“据我所知花月楼里那个常看人隐疾的大夫好像就姓毛。”钱三沉默了一刻,看向姜韶颜,喃喃,“兴许这也是个熟人。”
    “哦,我还当是哪家的神医呢,原来是花月楼出来的。”女孩子闻言轻哂了一声,扔了手里看肉的竹签子,拍了拍手,“一个月就能看出男婴了。”
    如此慧眼可比x光厉害多了。
    不过毛大夫若是神医早闻名天下了,哪用得着呆在花月楼里?钱三抽了抽嘴角,顿了片刻,不忘问姜韶颜:“姜四小姐,那这个小柳绿眼下您打算如何处置?“
    姜四小姐当然不喜欢姜二老爷一家子,平心而论,若他兄弟如姜二老爷那一家子一般的话他也喜欢不了。
    可喜欢不喜欢是一回事,这让小柳绿进门不进门就是另外一回事了。
    钱三一直觉得春妈妈是个慧眼如炬的,楼里姑娘都是人如其名。小桃红总是脸红红的,当真可爱的叫他喜欢;小鹅黄皮鞭蜡烛玩的溜的很,也人如其名;小雪白那白莲花架势更是炉火纯青;至于小柳绿,看郑家父子就知道是个什么样的人了。
    眼下这小柳绿进了姜家,怕是要在姜家种树了。
    不过可惜的是宝陵城太小,这个姜是姜四小姐的姜,即便姜四小姐同姜二老爷一家子不对付,怕是也不会容忍小柳绿在家里作妖的。
    到底是念着几分旧情,钱三啧了啧嘴,对姜韶颜道:“姜四小姐,小柳绿你其实不必插手的,待春妈妈出来了,你看她怎么整治小柳绿。”
    若是春妈妈出不来也就算了,可清楚内情的钱三是清楚姜韶颜同春妈妈之间的约定的。虽说姜四小姐的承诺总给人一种难以兑现的感觉,可到最后却又总能用出人意料又合情合理的手段去兑现,所以,再如何看起来不可思议的承诺,钱三也从不怀疑它会不会成。

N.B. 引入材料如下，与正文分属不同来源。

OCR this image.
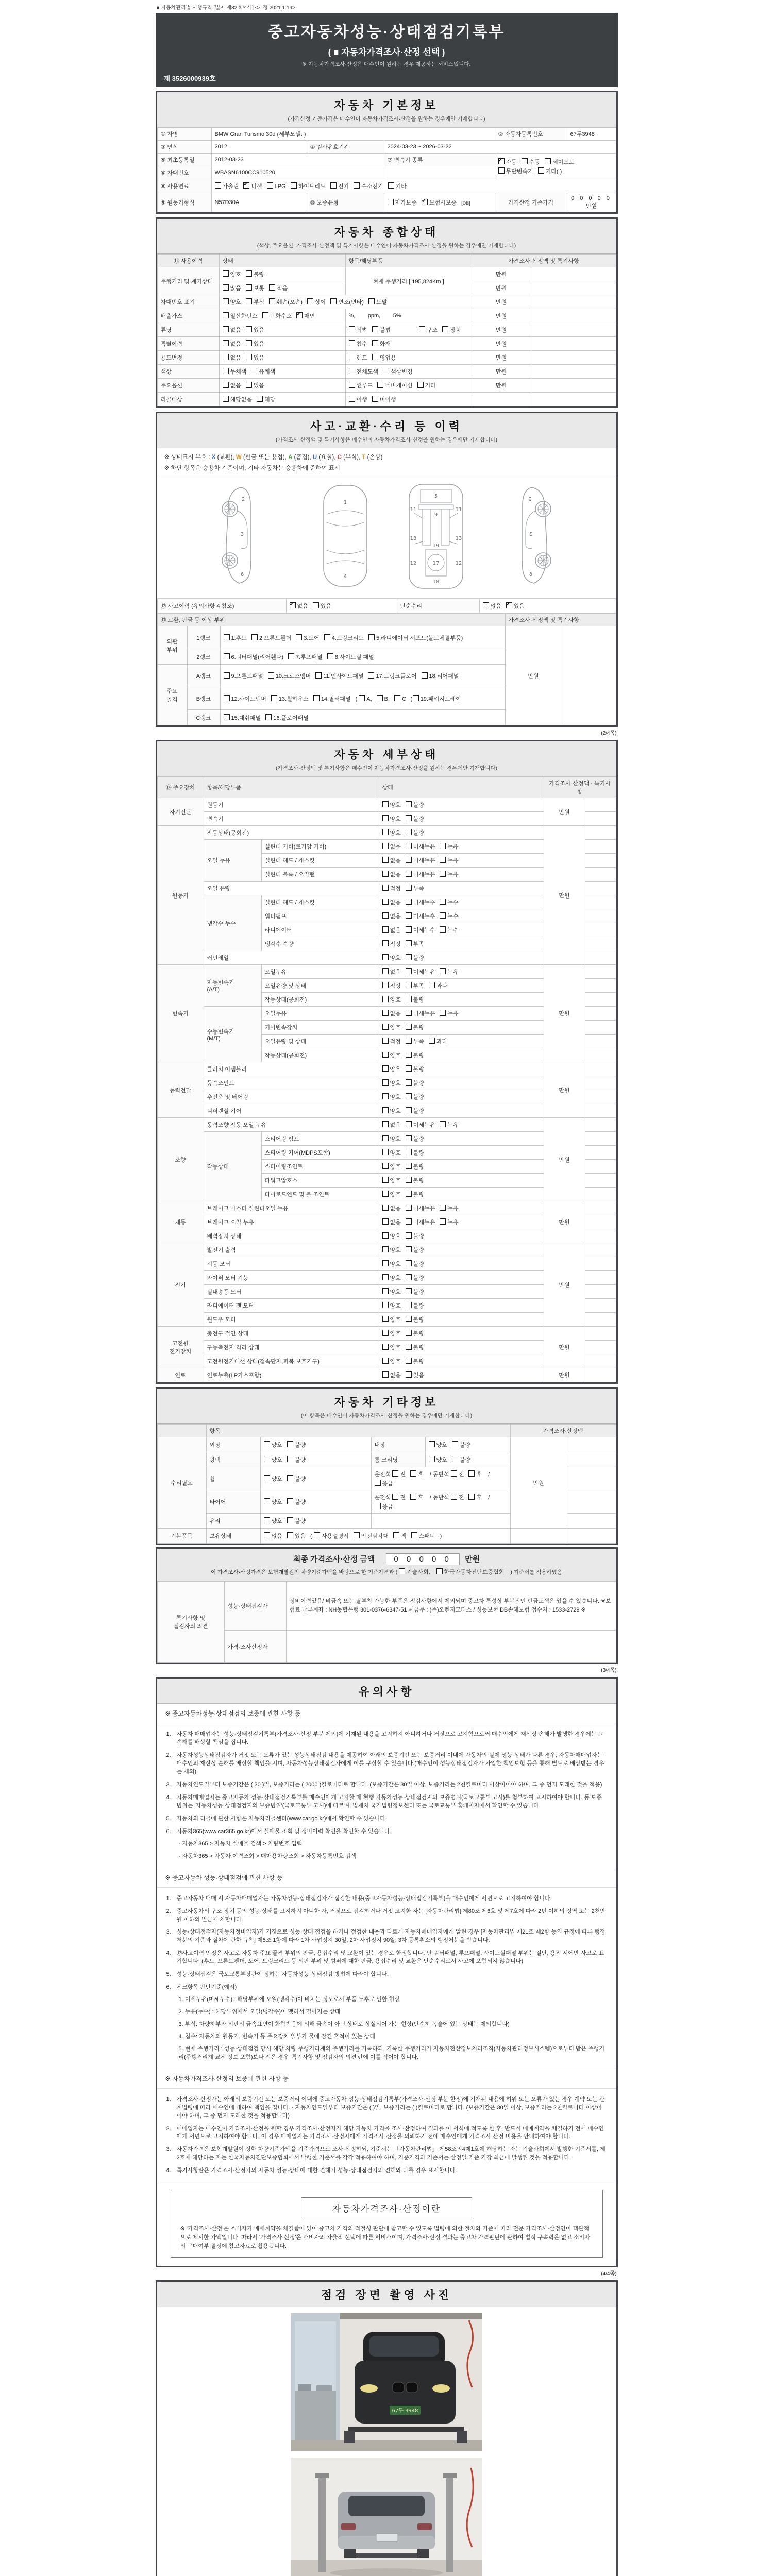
■ 자동차관리법 시행규칙 [별지 제82호서식] <개정 2021.1.19>
중고자동차성능·상태점검기록부
( ■ 자동차가격조사·산정 선택 )
※ 자동차가격조사·산정은 매수인이 원하는 경우 제공하는 서비스입니다.
제 3526000939호
자동차 기본정보
(가격산정 기준가격은 매수인이 자동차가격조사·산정을 원하는 경우에만 기재합니다)
① 차명	BMW Gran Turismo 30d (세부모델: )			② 자동차등록번호	67두3948
③ 연식	2012	④ 검사유효기간	2024-03-23 ~ 2026-03-22		
⑤ 최초등록일	2012-03-23		⑦ 변속기 종류	✔자동 수동 세미오토무단변속기 기타( )
⑥ 차대번호	WBASN6100CC910520				
⑧ 사용연료	가솔린 ✔ 디젤 LPG 하이브리드 전기 수소전기 기타
⑨ 원동기형식	N57D30A	⑩ 보증유형	자가보증 ✔ 보험사보증 [DB]	가격산정 기준가격	0 0 0 0 0 만원
자동차 종합상태
(색상, 주요옵션, 가격조사·산정액 및 특기사항은 매수인이 자동차가격조사·산정을 원하는 경우에만 기재합니다)
⑪ 사용이력	상태	항목/해당부품	가격조사·산정액 및 특기사항	
주행거리 및 계기상태	양호 불량	현재 주행거리 [ 195,824Km ]	만원	
	많음 보통 적음		만원	
차대번호 표기	양호 부식 훼손(오손) 상이 변조(변타) 도말		만원	
배출가스	일산화탄소 탄화수소 ✔ 매연	%,        ppm,        5%	만원	
튜닝	없음 있음	적법 불법 구조 장치	만원	
특별이력	없음 있음	침수 화재	만원	
용도변경	없음 있음	렌트 영업용	만원	
색상	무채색 유채색	전체도색 색상변경	만원	
주요옵션	없음 있음	썬루프 네비게이션 기타	만원	
리콜대상	해당없음 해당	이행 미이행		
사고·교환·수리 등 이력
(가격조사·산정액 및 특기사항은 매수인이 자동차가격조사·산정을 원하는 경우에만 기재합니다)
※ 상태표시 부호 : X (교환), W (판금 또는 용접), A (흠집), U (요철), C (부식), T (손상)
※ 하단 항목은 승용차 기준이며, 기타 자동차는 승용차에 준하여 표시
2
3
6
1
4
5
9
11	11
13	13
19
12	12
17
18
2
3
6
⑫ 사고이력 (유의사항 4 참조)	✔없음 있음	단순수리	없음 ✔ 있음
⑬ 교환, 판금 등 이상 부위			가격조사·산정액 및 특기사항	
외판
부위	1랭크	1.후드 2.프론트휀더 3.도어 4.트렁크리드 5.라디에이터 서포트(볼트체결부품)	만원	
	2랭크	6.쿼터패널(리어휀다) 7.루프패널 8.사이드실 패널		
주요
골격	A랭크	9.프론트패널 10.크로스멤버 11.인사이드패널 17.트렁크플로어 18.리어패널		
	B랭크	12.사이드멤버 13.휠하우스 14.필러패널 ( A, B, C ) 19.패키지트레이		
	C랭크	15.대쉬패널 16.플로어패널		
(2/4쪽)
자동차 세부상태
(가격조사·산정액 및 특기사항은 매수인이 자동차가격조사·산정을 원하는 경우에만 기재합니다)
⑭ 주요장치	항목/해당부품		상태	가격조사·산정액 · 특기사항	
자기진단	원동기		양호 불량	만원	
	변속기		양호 불량		
원동기	작동상태(공회전)		양호 불량	만원	
	오일 누유	실린더 커버(로커암 커버)	없음 미세누유 누유		
		실린더 헤드 / 개스킷	없음 미세누유 누유		
		실린더 블록 / 오일팬	없음 미세누유 누유		
	오일 유량		적정 부족		
	냉각수 누수	실린더 헤드 / 개스킷	없음 미세누수 누수		
		워터펌프	없음 미세누수 누수		
		라디에이터	없음 미세누수 누수		
		냉각수 수량	적정 부족		
	커먼레일		양호 불량		
변속기	자동변속기
(A/T)	오일누유	없음 미세누유 누유	만원	
		오일유량 및 상태	적정 부족 과다		
		작동상태(공회전)	양호 불량		
	수동변속기
(M/T)	오일누유	없음 미세누유 누유		
		기어변속장치	양호 불량		
		오일유량 및 상태	적정 부족 과다		
		작동상태(공회전)	양호 불량		
동력전달	클러치 어셈블리		양호 불량	만원	
	등속조인트		양호 불량		
	추진축 및 베어링		양호 불량		
	디퍼렌셜 기어		양호 불량		
조향	동력조향 작동 오일 누유		없음 미세누유 누유	만원	
	작동상태	스티어링 펌프	양호 불량		
		스티어링 기어(MDPS포함)	양호 불량		
		스티어링조인트	양호 불량		
		파워고압호스	양호 불량		
		타이로드엔드 및 볼 조인트	양호 불량		
제동	브레이크 마스터 실린더오일 누유		없음 미세누유 누유	만원	
	브레이크 오일 누유		없음 미세누유 누유		
	배력장치 상태		양호 불량		
전기	발전기 출력		양호 불량	만원	
	시동 모터		양호 불량		
	와이퍼 모터 기능		양호 불량		
	실내송풍 모터		양호 불량		
	라디에이터 팬 모터		양호 불량		
	윈도우 모터		양호 불량		
고전원
전기장치	충전구 절연 상태		양호 불량	만원	
	구동축전지 격리 상태		양호 불량		
	고전원전기배선 상태(접속단자,피복,보호기구)		양호 불량		
연료	연료누출(LP가스포함)		없음 있음	만원	
자동차 기타정보
(이 항목은 매수인이 자동차가격조사·산정을 원하는 경우에만 기재합니다)
	항목				가격조사·산정액	
수리필요	외장	양호 불량	내장	양호 불량	만원	
	광택	양호 불량	룸 크리닝	양호 불량		
	휠	양호 불량	운전석 전 후 / 동반석 전 후 / 응급			
	타이어	양호 불량	운전석 전 후 / 동반석 전 후 / 응급			
	유리	양호 불량				
기본품목	보유상태	없음 있음 ( 사용설명서 안전삼각대 잭 스패너 )				
최종 가격조사·산정 금액 0 0 0 0 0 만원
이 가격조사·산정가격은 보험개발원의 차량기준가액을 바탕으로 한 기준가격과 ( 기술사회, 한국자동차진단보증협회 ) 기준서를 적용하였음
특기사항 및
점검자의 의견	성능·상태점검자	정비이력있음/ 비금속 또는 탈부착 가능한 부품은 점검사항에서 제외되며 중고차 특성상 부분적인 판금도색은 있을 수 있습니다. ※보험료 납부계좌 : NH농협은행 301-0376-6347-51 예금주 : (주)오렌지모터스 / 성능보험 DB손해보험 접수처 : 1533-2729 ※
	가격·조사산정자	
(3/4쪽)
유의사항
※ 중고자동차성능·상태점검의 보증에 관한 사항 등
1. 자동차 매매업자는 성능·상태점검기록부(가격조사·산정 부분 제외)에 기재된 내용을 고지하지 아니하거나 거짓으로 고지함으로써 매수인에게 재산상 손해가 발생한 경우에는 그 손해를 배상할 책임을 집니다.
2. 자동차성능상태점검자가 거짓 또는 오류가 있는 성능상태점검 내용을 제공하여 아래의 보증기간 또는 보증거리 이내에 자동차의 실제 성능·상태가 다른 경우, 자동차매매업자는 매수인의 재산상 손해를 배상할 책임을 지며, 자동차성능상태점검자에게 이를 구상할 수 있습니다.(매수인이 성능상태점검자가 가입한 책임보험 등을 통해 별도로 배상받는 경우는 제외)
3. 자동차인도일부터 보증기간은 ( 30 )일, 보증거리는 ( 2000 )킬로미터로 합니다. (보증기간은 30일 이상, 보증거리는 2천킬로미터 이상이어야 하며, 그 중 먼저 도래한 것을 적용)
4. 자동차매매업자는 중고자동차 성능·상태점검기록부를 매수인에게 고지할 때 현행 자동차성능·상태점검지의 보증범위(국토교통부 고시)를 첨부하여 고지하여야 합니다. 동 보증범위는 '자동차성능·상태점검지의 보증범위'(국토교통부 고시)에 따르며, 법제처 국가법령정보센터 또는 국토교통부 홈페이지에서 확인할 수 있습니다.
5. 자동차의 리콜에 관한 사항은 자동차리콜센터(www.car.go.kr)에서 확인할 수 있습니다.
6. 자동차365(www.car365.go.kr)에서 실매물 조회 및 정비이력 확인을 확인할 수 있습니다.
- 자동차365 > 자동차 실매물 검색 > 차량번호 입력
- 자동차365 > 자동차 이력조회 > 매매용차량조회 > 자동차등록번호 검색
※ 중고자동차 성능·상태점검에 관한 사항 등
1. 중고자동차 매매 시 자동차매매업자는 자동차성능·상태점검자가 점검한 내용(중고자동차성능·상태점검기록부)을 매수인에게 서면으로 고지하여야 합니다.
2. 중고자동차의 구조·장치 등의 성능·상태를 고지하지 아니한 자, 거짓으로 점검하거나 거짓 고지한 자는 [자동차관리법] 제80조 제6호 및 제7호에 따라 2년 이하의 징역 또는 2천만원 이하의 벌금에 처합니다.
3. 성능·상태점검자(자동차정비업자)가 거짓으로 성능·상태 점검을 하거나 점검한 내용과 다르게 자동차매매업자에게 알린 경우 [자동차관리법 제21조 제2항 등의 규정에 따른 행정처분의 기준과 절차에 관한 규칙] 제5조 1항에 따라 1차 사업정지 30일, 2차 사업정지 90일, 3차 등록취소의 행정처분을 받습니다.
4. ⑫사고이력 인정은 사고로 자동차 주요 골격 부위의 판금, 용접수리 및 교환이 있는 경우로 한정합니다. 단 쿼터패널, 루프패널, 사이드실패널 부위는 절단, 용접 시에만 사고로 표기합니다. (후드, 프론트펜더, 도어, 트렁크리드 등 외판 부위 및 범퍼에 대한 판금, 용접수리 및 교환은 단순수리로서 사고에 포함되지 않습니다)
5. 성능·상태점검은 국토교통부장관이 정하는 자동차성능·상태점검 방법에 따라야 합니다.
6. 체크항목 판단기준(예시)
1. 미세누유(미세누수) : 해당부위에 오일(냉각수)이 비치는 정도로서 부품 노후로 인한 현상
2. 누유(누수) : 해당부위에서 오일(냉각수)이 맺혀서 떨어지는 상태
3. 부식: 차량하부와 외판의 금속표면이 화학반응에 의해 금속이 아닌 상태로 상실되어 가는 현상(단순히 녹슬어 있는 상태는 제외합니다)
4. 침수: 자동차의 원동기, 변속기 등 주요장치 일부가 물에 잠긴 흔적이 있는 상태
5. 현재 주행거리 : 성능·상태점검 당시 해당 차량 주행거리계의 주행거리를 기록하되, 기록한 주행거리가 자동차전산정보처리조직(자동차관리정보시스템)으로부터 받은 주행거리(주행거리계 교체 정보 포함)보다 적은 경우 '특기사항 및 점검자의 의견'란에 이를 적어야 합니다.
※ 자동차가격조사·산정의 보증에 관한 사항 등
1. 가격조사·산정자는 아래의 보증기간 또는 보증거리 이내에 중고자동차 성능·상태점검기록부(가격조사·산정 부분 한정)에 기재된 내용에 허위 또는 오류가 있는 경우 계약 또는 관계법령에 따라 매수인에 대하여 책임을 집니다. · 자동차인도일부터 보증기간은 ( )일, 보증거리는 ( )킬로미터로 합니다. (보증기간은 30일 이상, 보증거리는 2천킬로미터 이상이어야 하며, 그 중 먼저 도래한 것을 적용합니다)
2. 매매업자는 매수인이 가격조사·산정을 원할 경우 가격조사·산정자가 해당 자동차 가격을 조사·산정하여 결과를 이 서식에 적도록 한 후, 반드시 매매계약을 체결하기 전에 매수인에게 서면으로 고지하여야 합니다. 이 경우 매매업자는 가격조사·산정자에게 가격조사·산정을 의뢰하기 전에 매수인에게 가격조사·산정 비용을 안내하여야 합니다.
3. 자동차가격은 보험개발원이 정한 차량기준가액을 기준가격으로 조사·산정하되, 기준서는 「자동차관리법」 제58조의4제1호에 해당하는 자는 기술사회에서 발행한 기준서를, 제2호에 해당하는 자는 한국자동차진단보증협회에서 발행한 기준서를 각각 적용하여야 하며, 기준가격과 기준서는 산정일 기준 가장 최근에 발행된 것을 적용합니다.
4. 특기사항란은 가격조사·산정자의 자동차 성능·상태에 대한 견해가 성능·상태점검자의 견해와 다를 경우 표시합니다.
자동차가격조사·산정이란
※ '가격조사·산정'은 소비자가 매매계약을 체결함에 있어 중고차 가격의 적절성 판단에 참고할 수 있도록 법령에 의한 절차와 기준에 따라 전문 가격조사·산정인이 객관적으로 제시한 가액입니다. 따라서 '가격조사·산정'은 소비자의 자율적 선택에 따른 서비스이며, 가격조사·산정 결과는 중고차 가격판단에 관하여 법적 구속력은 없고 소비자의 구매여부 결정에 참고자료로 활용됩니다.
(4/4쪽)
점검 장면 촬영 사진
67두 3948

    春妈妈定然会出来,而且很快就会出来。如此的话,私自跑出来接“私活”不曾同春妈妈商量的小柳绿怕是要遭殃了。
    “春妈妈是个细致的,上回我当着那么多人的面要走了小桃红的身契,那些姑娘的身契都是放在一块儿的。以春妈妈的手段必然早转移地方了,所以那些姑娘便是春妈妈不在也不是什么自由身。”钱三摸着下巴琢磨了起来,“待她出来定会收拾她们,小柳绿便不消脏了姜四小姐你的手了。”
    一通解释让姜韶颜掀了掀眼皮,看向钱三:“你倒是念旧情。”
    那当然!好歹他也是个有情有义的。钱三“嘿嘿”笑了两声。
    “可论折磨人我比起春妈妈可是远远不如的。”姜韶颜斜了他一眼又道,也不知钱三到底是真念旧情还是真记仇。
    对小柳绿而言,钱三这一番帮忙除了还能让她作妖些时日之外,最后落到春妈妈手里会更惨。
    钱三摸了摸鼻子,“嘿嘿”笑道:“那总比落到郑公子手里好吧!眼下她前脚从姜家出去,后脚便会被抓去郑家,到时候有没有缺胳膊少腿就不一定了。”
    ……
    姜二老爷夫妇照常日常打架动手,小柳绿那熏眼睛的辣椒粉就没停过,不过好在有护卫在,倒也没有闹出什么大幺蛾子来。
    八百里加急也需要些时日才能将信送到京城的。不过送往姜家的信还不曾送到长安,那厢从各地上贡的贡品倒是已被接连送入了皇城之中。
    有些贡品虽说年年见了,可怎么说也是各地精心准备的,天子朝后便在宫中巡阅各地的贡品。
    如西湖的龙井、苏、蜀等地的丝绸,南疆的和田美玉等等有不少都被留在了宫中,也有一些则被赏赐给了各大臣。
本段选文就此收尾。